Out loud she read: I must be without remorse or regrets as I am without excuse; for from the instant of my upsurge into being, I carry the weight of the world by myself alone without help, engaged in a world for which I bear the whole responsibility without being able, whatever I do, to tear myself away from this responsibility for an instant. 

‘That’s Sartre, you know,’ Sam clarified. 

‘You didn’t write that?’ Eva said. 

A mynah screeched. 

You didn’t write that. You didn’t write that. You didn’t write that. You didn’t write that.

In memory it had the voice of a song. Never to be wholly forgotten, only sporadically remembered – not at will, not without a tune to carry it. 

‘I did write it,’ Sam said. She made fists with her hands and circled them in the air.

Eva touched her shoulder and felt something cold and slippery around Sam’s neck.

‘Such a pretty locket,’ she said.

‘I must have forgotten to take it off,’ Sam said, feeling her neck blindly.

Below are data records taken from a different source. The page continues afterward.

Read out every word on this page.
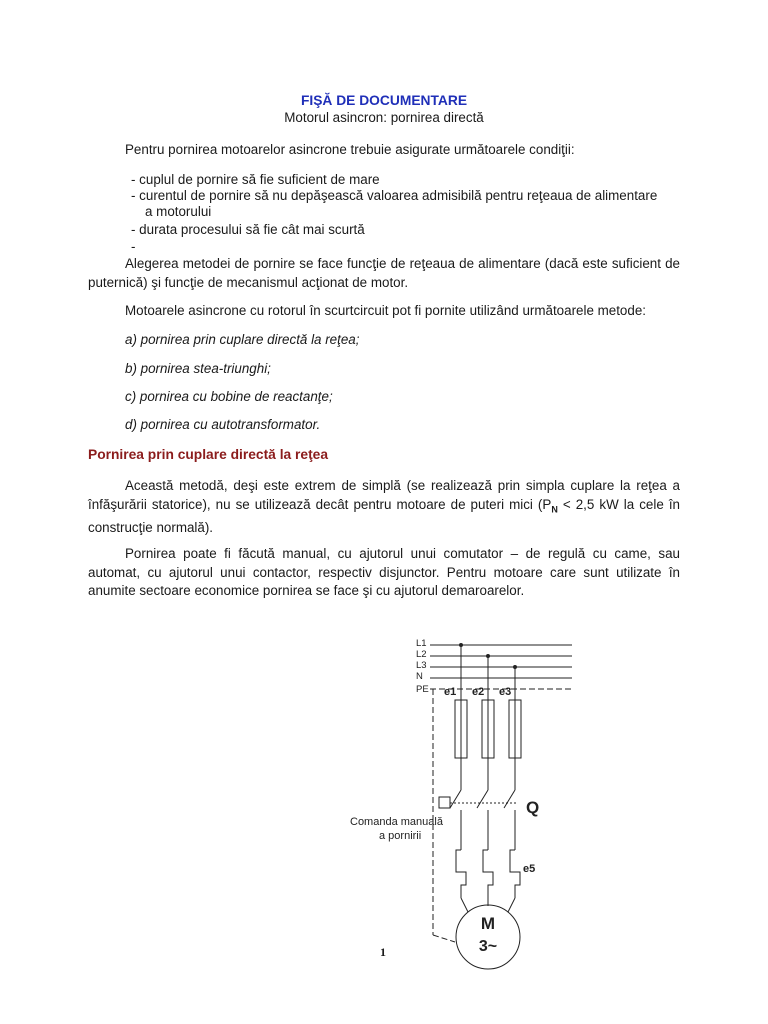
FIŞĂ DE DOCUMENTARE
Motorul asincron: pornirea directă
Pentru pornirea motoarelor asincrone trebuie asigurate următoarele condiţii:
- cuplul de pornire să fie suficient de mare
- curentul de pornire să nu depăşească valoarea admisibilă pentru reţeaua de alimentare
a motorului
- durata procesului să fie cât mai scurtă
-
Alegerea metodei de pornire se face funcţie de reţeaua de alimentare (dacă este suficient de puternică) şi funcţie de mecanismul acţionat de motor.
Motoarele asincrone cu rotorul în scurtcircuit pot fi pornite utilizând următoarele metode:
a) pornirea prin cuplare directă la reţea;
b) pornirea stea-triunghi;
c) pornirea cu bobine de reactanţe;
d) pornirea cu autotransformator.
Pornirea prin cuplare directă la reţea
Această metodă, deşi este extrem de simplă (se realizează prin simpla cuplare la reţea a înfăşurării statorice), nu se utilizează decât pentru motoare de puteri mici ($P_N < 2,5$ kW la cele în construcţie normală).
Pornirea poate fi făcută manual, cu ajutorul unui comutator – de regulă cu came, sau automat, cu ajutorul unui contactor, respectiv disjunctor. Pentru motoare care sunt utilizate în anumite sectoare economice pornirea se face şi cu ajutorul demaroarelor.
L1
L2
L3
N
PE e1 e2 e3
Q
Comanda manuală
a pornirii
e5
M
3~
1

‘This girl came by in the morning, but you were out. She said she was your sister and asked if I had your keys,’ Eva said, deflecting again as if she’d not heard her, as if Sam was distant, disappearing or disappeared. ‘I asked her why she doesn’t have your keys.’

Noorie didn’t need keys because she could find a way to let herself in.

‘She comes every day,’ Sam said, yawning. ‘Whether I’m here or not.’

Eva smiled and stood up, shaking her head like a wet dog. ‘Good morning,’ Eva said, cheerily. 

Sam returned to her still-full apartment to find Deyus and Noorie still asleep. Watching their eyelids roll back with sleep prowess they looked motionless like sleeping fish tousled occasionally by the current. Here they were and weren’t. It was confusing to both see them and not see them at the same time. Except they’d moved, two ribbed fish interlocking their fins, fighting against the current. On the sofa, where Sam usually sat on it to read. They must have awoken, talked, touched – in a way Sam had not seen them do in her presence, like they’d been waiting for her to leave all along.

Sam clutched the locket in her fist and yanked it off so the chain would break. She waited till the sun was high noon and Noorie was awake to call the jeweler.

‘It’s broken. The chain’s broken,’ she said, loudly, watching Noorie pile the wine glasses into the sink, breaking one of them with her thick fingers.